Nesse sentido, o industrial dizia que “nenhuma escola poderá ensinar o que vai suceder no ano seguinte”, visto que “instruir-se não é absorver as teorias de um bando de professores.” (FORD, 1954, p. 186). Na mesma perspectiva de Smiles, Ford acreditava que é “a vida que nos educa”. É um erro pensar que a universidade proporcionaria ensinamentos úteis à prática do trabalho, sendo que “a educação real de um homem começa depois que ele deixa a escola.” (FORD, 1954, 186- 187).

Em realce a essa concepção de educação, Ford (1954, p. 419) acrescenta que os “inventores, por exemplo, não são um produto de escolas; mas se a escola os livra de incidir em erros passados, haverá grande economia de precioso tempo” considerando os princípios da produtividade e eficiência.

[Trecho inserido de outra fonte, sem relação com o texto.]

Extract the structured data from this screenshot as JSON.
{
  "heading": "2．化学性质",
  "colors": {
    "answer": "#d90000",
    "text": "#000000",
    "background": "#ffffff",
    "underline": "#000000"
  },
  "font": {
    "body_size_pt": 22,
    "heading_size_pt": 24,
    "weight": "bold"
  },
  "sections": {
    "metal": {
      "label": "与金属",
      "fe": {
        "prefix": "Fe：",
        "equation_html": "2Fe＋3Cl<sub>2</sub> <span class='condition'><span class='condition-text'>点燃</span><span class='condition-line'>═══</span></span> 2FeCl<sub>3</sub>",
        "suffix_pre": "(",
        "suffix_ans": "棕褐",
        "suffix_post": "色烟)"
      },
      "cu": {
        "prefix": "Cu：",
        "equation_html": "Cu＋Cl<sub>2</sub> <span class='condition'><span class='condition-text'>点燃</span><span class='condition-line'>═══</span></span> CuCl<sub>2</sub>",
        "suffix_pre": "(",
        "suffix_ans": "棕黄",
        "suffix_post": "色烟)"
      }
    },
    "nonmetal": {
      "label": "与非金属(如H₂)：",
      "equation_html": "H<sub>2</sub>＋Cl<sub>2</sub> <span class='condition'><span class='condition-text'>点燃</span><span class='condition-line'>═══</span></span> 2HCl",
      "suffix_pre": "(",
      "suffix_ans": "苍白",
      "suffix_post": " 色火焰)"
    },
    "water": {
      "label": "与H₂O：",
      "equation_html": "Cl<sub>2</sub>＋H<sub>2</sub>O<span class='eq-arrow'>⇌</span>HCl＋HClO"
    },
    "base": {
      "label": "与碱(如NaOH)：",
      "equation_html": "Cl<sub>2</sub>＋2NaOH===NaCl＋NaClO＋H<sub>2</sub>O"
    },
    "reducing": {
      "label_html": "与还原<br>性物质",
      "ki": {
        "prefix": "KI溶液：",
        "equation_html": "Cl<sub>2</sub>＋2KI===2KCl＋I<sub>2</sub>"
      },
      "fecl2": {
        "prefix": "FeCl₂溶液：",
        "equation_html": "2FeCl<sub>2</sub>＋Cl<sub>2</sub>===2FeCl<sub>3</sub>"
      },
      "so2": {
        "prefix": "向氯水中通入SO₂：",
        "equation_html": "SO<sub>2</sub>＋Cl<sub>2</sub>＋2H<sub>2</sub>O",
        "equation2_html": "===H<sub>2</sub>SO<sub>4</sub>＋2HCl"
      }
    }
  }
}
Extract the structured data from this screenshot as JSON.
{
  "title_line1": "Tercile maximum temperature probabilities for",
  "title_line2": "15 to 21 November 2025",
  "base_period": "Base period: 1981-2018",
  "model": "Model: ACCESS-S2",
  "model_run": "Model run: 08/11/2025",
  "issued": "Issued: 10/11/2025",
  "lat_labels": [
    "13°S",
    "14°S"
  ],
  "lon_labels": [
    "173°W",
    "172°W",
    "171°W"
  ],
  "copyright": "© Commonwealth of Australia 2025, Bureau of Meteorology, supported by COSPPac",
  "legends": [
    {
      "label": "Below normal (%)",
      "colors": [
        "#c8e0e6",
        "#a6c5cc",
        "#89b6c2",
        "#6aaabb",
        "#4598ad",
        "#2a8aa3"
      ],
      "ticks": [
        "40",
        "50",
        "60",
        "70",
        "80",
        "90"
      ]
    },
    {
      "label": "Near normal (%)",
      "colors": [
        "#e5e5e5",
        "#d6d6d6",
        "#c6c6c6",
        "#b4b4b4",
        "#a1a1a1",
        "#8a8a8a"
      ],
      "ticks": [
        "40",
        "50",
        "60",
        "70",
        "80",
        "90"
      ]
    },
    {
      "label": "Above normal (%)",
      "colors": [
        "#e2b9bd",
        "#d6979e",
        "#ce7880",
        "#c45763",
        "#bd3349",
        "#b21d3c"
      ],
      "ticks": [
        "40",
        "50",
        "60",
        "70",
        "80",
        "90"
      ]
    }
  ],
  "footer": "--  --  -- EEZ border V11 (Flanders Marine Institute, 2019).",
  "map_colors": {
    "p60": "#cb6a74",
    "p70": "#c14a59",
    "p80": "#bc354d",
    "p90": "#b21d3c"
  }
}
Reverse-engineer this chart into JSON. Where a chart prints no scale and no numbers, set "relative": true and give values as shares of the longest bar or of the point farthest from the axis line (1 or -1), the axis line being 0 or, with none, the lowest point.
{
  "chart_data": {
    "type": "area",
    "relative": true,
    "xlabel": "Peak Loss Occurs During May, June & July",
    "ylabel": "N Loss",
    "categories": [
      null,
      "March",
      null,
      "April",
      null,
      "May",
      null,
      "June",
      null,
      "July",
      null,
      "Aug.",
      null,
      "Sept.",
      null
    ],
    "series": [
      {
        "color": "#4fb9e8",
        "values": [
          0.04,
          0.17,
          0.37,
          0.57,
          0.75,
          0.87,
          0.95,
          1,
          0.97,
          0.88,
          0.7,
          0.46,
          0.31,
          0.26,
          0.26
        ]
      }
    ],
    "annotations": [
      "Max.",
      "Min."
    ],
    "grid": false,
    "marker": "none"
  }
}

Ao valorizar o trabalho e não o diploma, Ford buscava o engajamento dos homens. Configura-se aí um dos mecanismos de

controle do trabalhador, uma vez que “graças ao sistema de seleção da nossa fábrica, estou certo que cada homem acaba por colocar-se no seu lugar.” (FORD, 1954, p. 81). Mas para que isso funcione,

uma disciplina severa rege a fábrica [...] exigimos que os operários executem o que lhes ordena. Nossa organização é tão especializada e tão intimamente se relacionam as partes, que nem por um momento poderíamos deixar ao operário liberdade de ação. Sem disciplina severa haveria uma confusão espantosa [...] é preciso que os homens realizem um máximo de trabalho para terem um máximo de salário. (FORD, 1954, p. 92).

Em busca de produtividade, a aplicação de normas no aperfeiçoamento da linha de montagem consistiu em trazer o trabalho ao operário ao invés de levar o operário ao trabalho, o que, segundo o industrial, resultaria na “economia de pensamento e na redução ao mínimo dos movimentos do operário, que, sendo possível, deve fazer sempre uma só coisa com um só movimento.” (FORD, 1954, p. 70).

Confirmando o que dissera Marx com relação à manipulação da jornada de trabalho, Ford reduziu o dia de trabalho a oito horas, elevando o valor da hora/homem, impondo uma intensificação do ritmo da produção, aumentando, com isto, a produtividade a níveis antes desconhecidos. (GURGEL, 2003). Recorda-se Gramsci (2004) em sua análise a respeito do modelo fordista entendido para além dos limites da produção e da distribuição, mas exercendo grande influência também no modo de vida americano. Mas esse modo de vida também encontra seus limites e entra em crise. “Não era a crise de uma forma de organizar a sociedade, mas de todas as formas.” (HOBSBAWM, 1995, p. 20). Nessa perspectiva, basta considerar, de acordo com Harvey (1992, p. 118), “todo o complexo de forças implicadas na proliferação da produção, da propriedade e do uso de massa do automóvel para reconhecer a vasta gama de significados sociais, psicológicos, políticos, bem como mais propriamente econômicos.”